Being a forest owner and tending his own forest is just one of Tonteri’s plans. ’I’ve also thought about working as machine operator,’ he reveals.
He is, however, not referring to big harvesters, which would be a gigantic investment and a great deal of responsibility. ’There’d be much more interest and variation in operating an agricultural tractor with forestry attachments,’ Tonteri thinks.

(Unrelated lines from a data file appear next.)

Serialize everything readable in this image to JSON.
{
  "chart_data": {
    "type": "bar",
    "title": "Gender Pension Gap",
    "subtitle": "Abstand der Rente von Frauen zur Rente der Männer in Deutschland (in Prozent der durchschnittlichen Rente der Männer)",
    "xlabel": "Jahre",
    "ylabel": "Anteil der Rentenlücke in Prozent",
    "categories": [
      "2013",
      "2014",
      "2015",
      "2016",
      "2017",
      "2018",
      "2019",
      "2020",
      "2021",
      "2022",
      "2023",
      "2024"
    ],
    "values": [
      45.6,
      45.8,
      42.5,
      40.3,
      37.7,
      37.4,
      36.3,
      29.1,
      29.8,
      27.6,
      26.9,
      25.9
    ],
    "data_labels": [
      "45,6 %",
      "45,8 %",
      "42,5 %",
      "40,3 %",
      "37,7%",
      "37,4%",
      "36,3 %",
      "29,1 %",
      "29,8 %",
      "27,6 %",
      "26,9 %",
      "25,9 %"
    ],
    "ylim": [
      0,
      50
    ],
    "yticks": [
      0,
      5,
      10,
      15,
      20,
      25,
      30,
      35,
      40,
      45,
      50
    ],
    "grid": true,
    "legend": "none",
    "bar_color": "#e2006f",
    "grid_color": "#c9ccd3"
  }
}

One of those is actually standing next to the site: a Finnish Valtra manufactured at Acgo Group factory in Finland, coupled to a Kesla trailer and loader.
’We’ll both do well, the hare and I’
Tonteri’s plans for a career change have been a source of wonder to those who knew him before. ’Over in California they don’t really understand how a person might want to be felling trees in his own forest. And yet every single snowboard they use is partly made of wood. People want to use wood, but they don’t want trees to be felled,’ Tonteri says.
’They ask me whether I have any kind of bond with nature. Of course I have. I reckon that after my next regeneration felling I’ll be sitting on top of my timber pile and think like, that’s that done, and now to plant a new forest,’ Tonteri says.
’The way it is, both that bunny and I need forests, but I also need money. If I’m planning to carry out felling on a total of 7.5 hectares this year and one of them will be clear-cut, then I think we’ll both do well,’ Tonteri concludes.